Ogni volta che un incidente stradale colpisce l’opinione pubblica si torna a discutere di omicidio stradale, al solito modo: promesse di norme draconiane e urgenti, come soluzione di tutti i mali. Poco importa che la ragione suggerisca approcci più pacati e razionali, per evitare l’effetto grida manzoniana e il molto rumore per nulla. (Forse conviene continuare a leggere I Promessi sposi nelle scuole, per capire come s’insinua nella mente di Renzo il populismo di Ferrer e ne muove il consenso a proprio favore).
Oggi si lavora in concreto per introdurre un reato specifico d’omicidio stradale, lo si fa con la presentazione in Commissione di un testo unico in materia. Ci sarà tempo fino al 21 aprile per presentare emendamenti. E’ solo uno dei tanti spunti che viaggiano paralleli, nei corridoi di Governo e Parlamento, sul tema, e che sono il segno di iniziative legislative sovrapposte e disorganiche: il reato di omicidio stradale è infatti presente, oltreché nel testo unico, anche nella Legge delega di riforma del Codice della strada già approvata alla Camera e ora all’esame della Commissione Lavori pubblici del Senato. Si è anche parlato di un Decreto, annunciato sull’onda dell’indignazione per il caso di Monza dal ministro dell’Interno Alfano, e forse superato dal testo unico.
Quello che, nel dibattito, però non si chiarisce mai è che il Codice penale attuale contiene già l’omicidio stradale come tipo particolare di omicidio colposo con sanzioni più severe: se infatti l’omicidio colposo prevede una pena da sei mesi a cinque anni, l’omicidio colposo commesso violando il codice della strada sale da due a sette anni. Se chi lo commette è sotto l’effetto di alcol o droghe, si sale da 3 a 10 anni. Se nell’incidente muoiono più persone o ne muore una e altre restano ferite si applica la pena prevista per la più grave delle violazioni aumentata fino al triplo, arrivando a un massimo di 15 anni. Cui si potrebbe aggiungere, se dimostrata, l’aggravante della colpa cosciente, se chi si mette al volante sapendosi non lucido, prevede il rischio ma non rinuncia alla guida: l’aggravante comporta che il giudice aumenti la pena che si applicherebbe al caso aumentata fino a un terzo.
Ora la domanda è: una legge specifica, che includa oltre allo stato di ebbrezza anche la velocità – doppia rispetto al previsto – ma difficilissima da calcolare e dimostrare e che prometta pene più severe – 8-12 anni omicidio colposo stradale sotto l’effetto di alcol o stupefacenti -, nonché l’arresto obbligatorio, servirà davvero da deterrente o incentiverà soprattutto la fuga del pirata della strada già oggi molto praticata?

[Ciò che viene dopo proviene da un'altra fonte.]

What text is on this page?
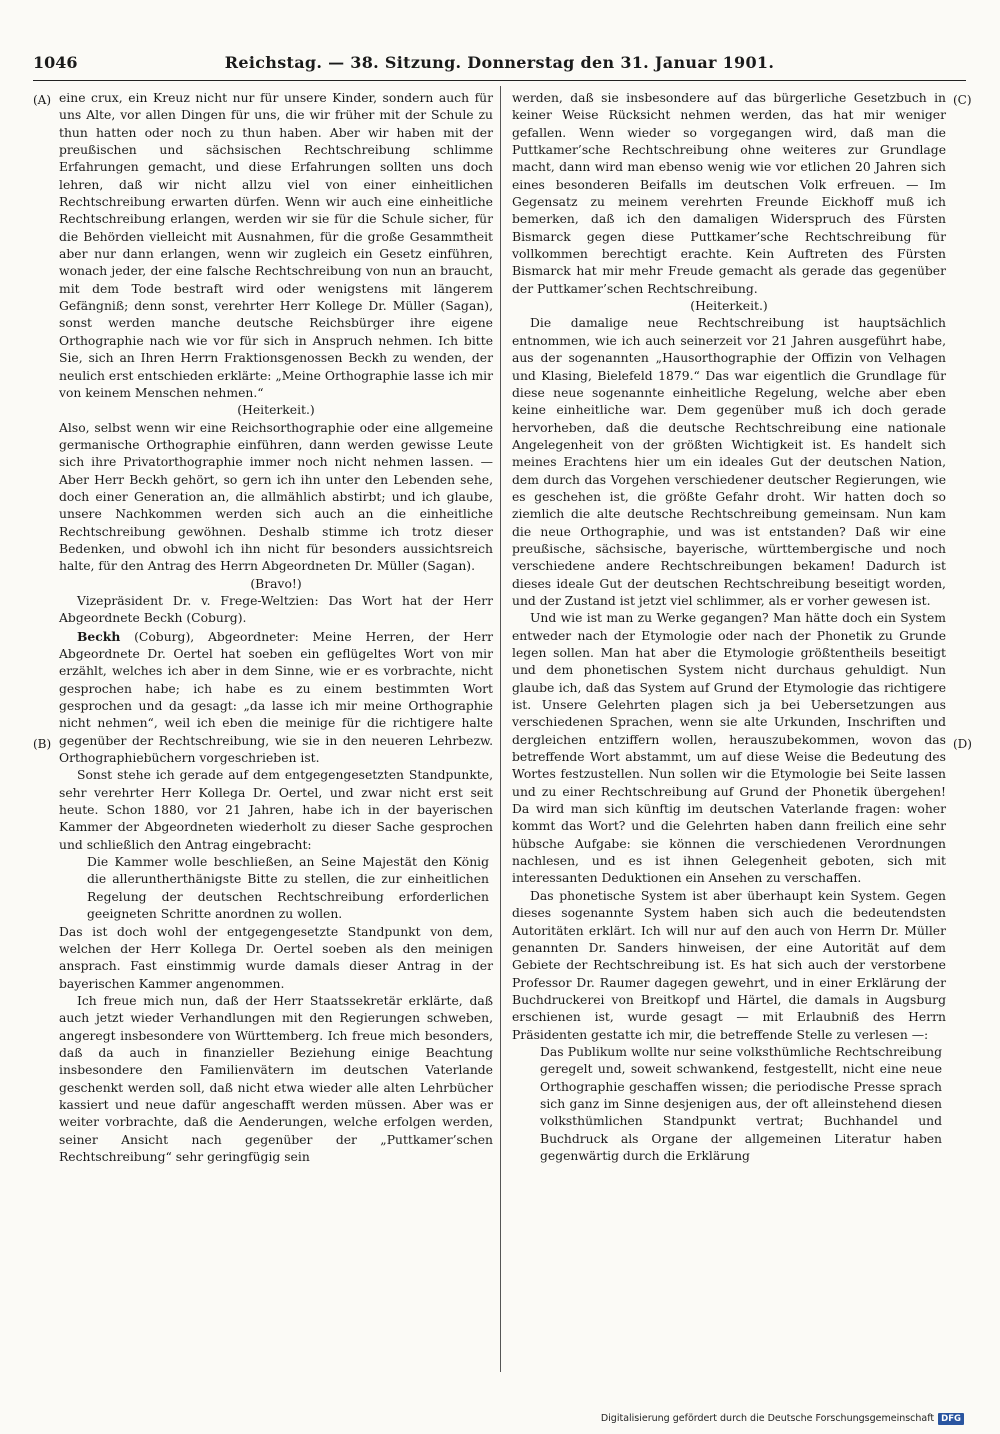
1046	Reichstag. — 38. Sitzung. Donnerstag den 31. Januar 1901.
(A)
(B)
(C)
(D)

eine crux, ein Kreuz nicht nur für unsere Kinder, sondern auch für uns Alte, vor allen Dingen für uns, die wir früher mit der Schule zu thun hatten oder noch zu thun haben. Aber wir haben mit der preußischen und sächsischen Rechtschreibung schlimme Erfahrungen gemacht, und diese Erfahrungen sollten uns doch lehren, daß wir nicht allzu viel von einer einheitlichen Rechtschreibung erwarten dürfen. Wenn wir auch eine einheitliche Rechtschreibung erlangen, werden wir sie für die Schule sicher, für die Behörden vielleicht mit Ausnahmen, für die große Gesammtheit aber nur dann erlangen, wenn wir zugleich ein Gesetz einführen, wonach jeder, der eine falsche Rechtschreibung von nun an braucht, mit dem Tode bestraft wird oder wenigstens mit längerem Gefängniß; denn sonst, verehrter Herr Kollege Dr. Müller (Sagan), sonst werden manche deutsche Reichsbürger ihre eigene Orthographie nach wie vor für sich in Anspruch nehmen. Ich bitte Sie, sich an Ihren Herrn Fraktionsgenossen Beckh zu wenden, der neulich erst entschieden erklärte: „Meine Orthographie lasse ich mir von keinem Menschen nehmen.“

(Heiterkeit.)

Also, selbst wenn wir eine Reichsorthographie oder eine allgemeine germanische Orthographie einführen, dann werden gewisse Leute sich ihre Privatorthographie immer noch nicht nehmen lassen. — Aber Herr Beckh gehört, so gern ich ihn unter den Lebenden sehe, doch einer Generation an, die allmählich abstirbt; und ich glaube, unsere Nachkommen werden sich auch an die einheitliche Rechtschreibung gewöhnen. Deshalb stimme ich trotz dieser Bedenken, und obwohl ich ihn nicht für besonders aussichtsreich halte, für den Antrag des Herrn Abgeordneten Dr. Müller (Sagan).

(Bravo!)

Vizepräsident Dr. v. Frege-Weltzien: Das Wort hat der Herr Abgeordnete Beckh (Coburg).

Beckh (Coburg), Abgeordneter: Meine Herren, der Herr Abgeordnete Dr. Oertel hat soeben ein geflügeltes Wort von mir erzählt, welches ich aber in dem Sinne, wie er es vorbrachte, nicht gesprochen habe; ich habe es zu einem bestimmten Wort gesprochen und da gesagt: „da lasse ich mir meine Orthographie nicht nehmen“, weil ich eben die meinige für die richtigere halte gegenüber der Rechtschreibung, wie sie in den neueren Lehrbezw. Orthographiebüchern vorgeschrieben ist.

Sonst stehe ich gerade auf dem entgegengesetzten Standpunkte, sehr verehrter Herr Kollega Dr. Oertel, und zwar nicht erst seit heute. Schon 1880, vor 21 Jahren, habe ich in der bayerischen Kammer der Abgeordneten wiederholt zu dieser Sache gesprochen und schließlich den Antrag eingebracht:

Die Kammer wolle beschließen, an Seine Majestät den König die alleruntherthänigste Bitte zu stellen, die zur einheitlichen Regelung der deutschen Rechtschreibung erforderlichen geeigneten Schritte anordnen zu wollen.

Das ist doch wohl der entgegengesetzte Standpunkt von dem, welchen der Herr Kollega Dr. Oertel soeben als den meinigen ansprach. Fast einstimmig wurde damals dieser Antrag in der bayerischen Kammer angenommen.

Ich freue mich nun, daß der Herr Staatssekretär erklärte, daß auch jetzt wieder Verhandlungen mit den Regierungen schweben, angeregt insbesondere von Württemberg. Ich freue mich besonders, daß da auch in finanzieller Beziehung einige Beachtung insbesondere den Familienvätern im deutschen Vaterlande geschenkt werden soll, daß nicht etwa wieder alle alten Lehrbücher kassiert und neue dafür angeschafft werden müssen. Aber was er weiter vorbrachte, daß die Aenderungen, welche erfolgen werden, seiner Ansicht nach gegenüber der „Puttkamer’schen Rechtschreibung“ sehr geringfügig sein

werden, daß sie insbesondere auf das bürgerliche Gesetzbuch in keiner Weise Rücksicht nehmen werden, das hat mir weniger gefallen. Wenn wieder so vorgegangen wird, daß man die Puttkamer’sche Rechtschreibung ohne weiteres zur Grundlage macht, dann wird man ebenso wenig wie vor etlichen 20 Jahren sich eines besonderen Beifalls im deutschen Volk erfreuen. — Im Gegensatz zu meinem verehrten Freunde Eickhoff muß ich bemerken, daß ich den damaligen Widerspruch des Fürsten Bismarck gegen diese Puttkamer’sche Rechtschreibung für vollkommen berechtigt erachte. Kein Auftreten des Fürsten Bismarck hat mir mehr Freude gemacht als gerade das gegenüber der Puttkamer’schen Rechtschreibung.

(Heiterkeit.)

Die damalige neue Rechtschreibung ist hauptsächlich entnommen, wie ich auch seinerzeit vor 21 Jahren ausgeführt habe, aus der sogenannten „Hausorthographie der Offizin von Velhagen und Klasing, Bielefeld 1879.“ Das war eigentlich die Grundlage für diese neue sogenannte einheitliche Regelung, welche aber eben keine einheitliche war. Dem gegenüber muß ich doch gerade hervorheben, daß die deutsche Rechtschreibung eine nationale Angelegenheit von der größten Wichtigkeit ist. Es handelt sich meines Erachtens hier um ein ideales Gut der deutschen Nation, dem durch das Vorgehen verschiedener deutscher Regierungen, wie es geschehen ist, die größte Gefahr droht. Wir hatten doch so ziemlich die alte deutsche Rechtschreibung gemeinsam. Nun kam die neue Orthographie, und was ist entstanden? Daß wir eine preußische, sächsische, bayerische, württembergische und noch verschiedene andere Rechtschreibungen bekamen! Dadurch ist dieses ideale Gut der deutschen Rechtschreibung beseitigt worden, und der Zustand ist jetzt viel schlimmer, als er vorher gewesen ist.

Und wie ist man zu Werke gegangen? Man hätte doch ein System entweder nach der Etymologie oder nach der Phonetik zu Grunde legen sollen. Man hat aber die Etymologie größtentheils beseitigt und dem phonetischen System nicht durchaus gehuldigt. Nun glaube ich, daß das System auf Grund der Etymologie das richtigere ist. Unsere Gelehrten plagen sich ja bei Uebersetzungen aus verschiedenen Sprachen, wenn sie alte Urkunden, Inschriften und dergleichen entziffern wollen, herauszubekommen, wovon das betreffende Wort abstammt, um auf diese Weise die Bedeutung des Wortes festzustellen. Nun sollen wir die Etymologie bei Seite lassen und zu einer Rechtschreibung auf Grund der Phonetik übergehen! Da wird man sich künftig im deutschen Vaterlande fragen: woher kommt das Wort? und die Gelehrten haben dann freilich eine sehr hübsche Aufgabe: sie können die verschiedenen Verordnungen nachlesen, und es ist ihnen Gelegenheit geboten, sich mit interessanten Deduktionen ein Ansehen zu verschaffen.

Das phonetische System ist aber überhaupt kein System. Gegen dieses sogenannte System haben sich auch die bedeutendsten Autoritäten erklärt. Ich will nur auf den auch von Herrn Dr. Müller genannten Dr. Sanders hinweisen, der eine Autorität auf dem Gebiete der Rechtschreibung ist. Es hat sich auch der verstorbene Professor Dr. Raumer dagegen gewehrt, und in einer Erklärung der Buchdruckerei von Breitkopf und Härtel, die damals in Augsburg erschienen ist, wurde gesagt — mit Erlaubniß des Herrn Präsidenten gestatte ich mir, die betreffende Stelle zu verlesen —:

Das Publikum wollte nur seine volksthümliche Rechtschreibung geregelt und, soweit schwankend, festgestellt, nicht eine neue Orthographie geschaffen wissen; die periodische Presse sprach sich ganz im Sinne desjenigen aus, der oft alleinstehend diesen volksthümlichen Standpunkt vertrat; Buchhandel und Buchdruck als Organe der allgemeinen Literatur haben gegenwärtig durch die Erklärung

Digitalisierung gefördert durch die Deutsche Forschungsgemeinschaft DFG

Non sarebbe forse più efficace applicare le norme penali che già ci sono e che non sono morbide, e lavorare alacremente alla prevenzione ragionando velocemente: di controlli più frequenti e rigorosi; di una maggior severità nel rilascio delle patenti, non dimenticando che l’imperizia può portare all’omicidio colposo tanto quanto l’imprudenza; di sanzioni amministrative forti come il ritiro della patente a vita (proposto ma al momento in sonno); di una capillare e martellante informazione a toni anche forti e traumatici come si fa nel Nord Europa, in cui si mostrano gli effetti crudi degli incidenti stradali e dei comportamenti a rischio in auto in pubblicità progresso, preferendo un impatto informativo “traumatico” nell’immediato, al rischio di un trauma reale determinato dalla guida spericolata?